The point of all this is that, if the Hamiltonian is invariant under the transformations 7 and 8 then the variable ${g}$ is conserved (that is, doesn’t change with time). ${g}$ is called the generator of the transformation. We can verify this by using the chain rule to calculate the variation in ${H}$:

 $\displaystyle \delta H$ $\displaystyle =$ $\displaystyle \frac{\partial H}{\partial q_{i}}\delta q_{i}+\frac{\partial H}{\partial p_{i}}\delta p_{i}\ \ \ \ \ (26)$ $\displaystyle$ $\displaystyle =$ $\displaystyle \epsilon\left[\frac{\partial H}{\partial q_{i}}\frac{\partial g}{\partial p_{i}}-\frac{\partial H}{\partial p_{i}}\frac{\partial g}{\partial q_{i}}\right]\ \ \ \ \ (27)$ $\displaystyle$ $\displaystyle =$ $\displaystyle \epsilon\left\{ H,g\right\} \ \ \ \ \ (28)$

Since ${H}$ is invariant, we must have ${\delta H=0}$, so

$\displaystyle \left\{ H,g\right\} =0 \ \ \ \ \ (29)$

However, this is the condition for ${g}$ to be conserved. QED.

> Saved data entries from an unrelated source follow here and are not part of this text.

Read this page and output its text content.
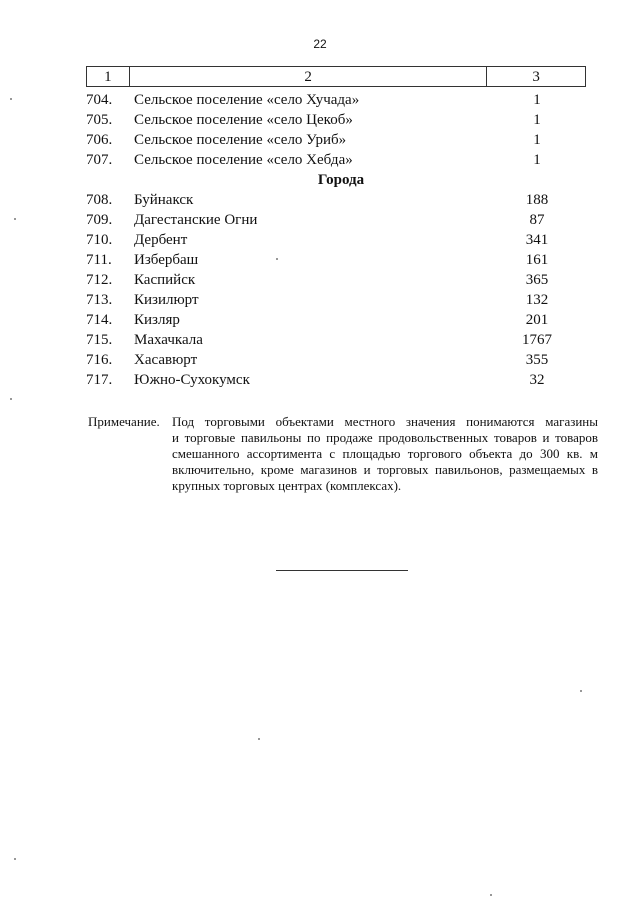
22
1	2	3
704.	Сельское поселение «село Хучада»	1
705.	Сельское поселение «село Цекоб»	1
706.	Сельское поселение «село Уриб»	1
707.	Сельское поселение «село Хебда»	1
Города
708.	Буйнакск	188
709.	Дагестанские Огни	87
710.	Дербент	341
711.	Избербаш	161
712.	Каспийск	365
713.	Кизилюрт	132
714.	Кизляр	201
715.	Махачкала	1767
716.	Хасавюрт	355
717.	Южно-Сухокумск	32
Примечание. Под торговыми объектами местного значения понимаются магазины

и торговые павильоны по продаже продовольственных товаров и товаров

смешанного ассортимента с площадью торгового объекта до 300 кв. м

включительно, кроме магазинов и торговых павильонов, размещаемых в

крупных торговых центрах (комплексах).
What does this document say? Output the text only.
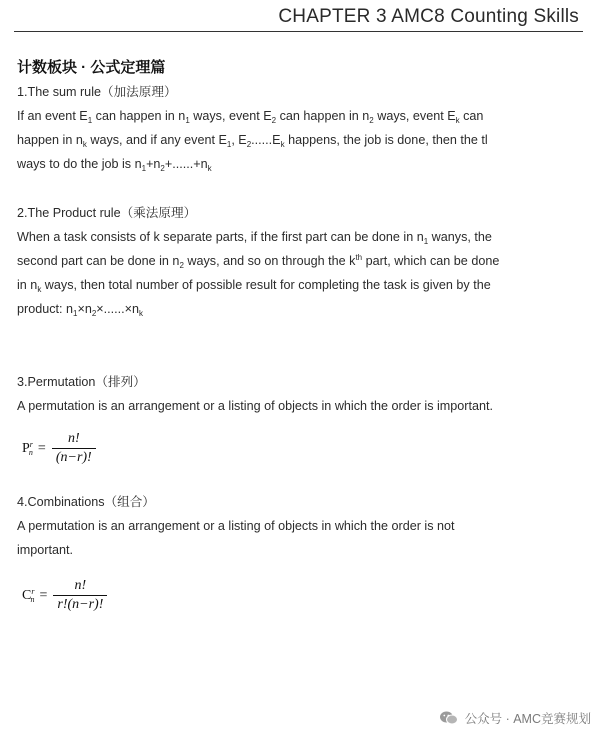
CHAPTER 3 AMC8 Counting Skills
计数板块 · 公式定理篇
1.The sum rule（加法原理）
If an event $E_1$ can happen in $n_1$ ways, event $E_2$ can happen in $n_2$ ways, event $E_k$ can
happen in $n_k$ ways, and if any event $E_1$, $E_2......E_k$ happens, the job is done, then the tl
ways to do the job is $n_1+n_2+......+n_k$
2.The Product rule（乘法原理）
When a task consists of k separate parts, if the first part can be done in $n_1$ wanys, the
second part can be done in $n_2$ ways, and so on through the $k^{th}$ part, which can be done
in $n_k$ ways, then total number of possible result for completing the task is given by the
product: $n_1\times n_2\times......\times n_k$
3.Permutation（排列）
A permutation is an arrangement or a listing of objects in which the order is important.
$P^r_n = \frac{n!}{(n-r)!}$
4.Combinations（组合）
A permutation is an arrangement or a listing of objects in which the order is not
important.
$C^r_n = \frac{n!}{r!(n-r)!}$
公众号 · AMC竞赛规划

Example Suppose we have a two particle system moving in one dimension, with positions ${q_{1},q_{2}}$ and momenta ${p_{1},p_{2}}$. If we take

$\displaystyle g=p_{1}+p_{2} \ \ \ \ \ (30)$

we get

 $\displaystyle \delta q_{i}$ $\displaystyle =$ $\displaystyle \epsilon\frac{\partial g}{\partial p_{i}}=\epsilon\ \ \ \ \ (31)$ $\displaystyle \delta p_{i}$ $\displaystyle =$ $\displaystyle -\epsilon\frac{\partial g}{\partial q_{i}}=0 \ \ \ \ \ (32)$

That is, each particle gets shifted by the same amount ${\epsilon}$ but the momentum of each particle remains unchanged. Thus the total momentum is the generator of infinitesimal translations. The physical interpretation of this is that, since the momentum of each particle is conserved, the total kinetic energy

$\displaystyle T=\frac{p_{1}^{2}}{2m_{1}}+\frac{p_{2}^{2}}{2m_{2}} \ \ \ \ \ (33)$

remains unchanged. Since the total energy is invariant, the total potential energy of the system is unaffected by a translation, which means that there is no external force on the system.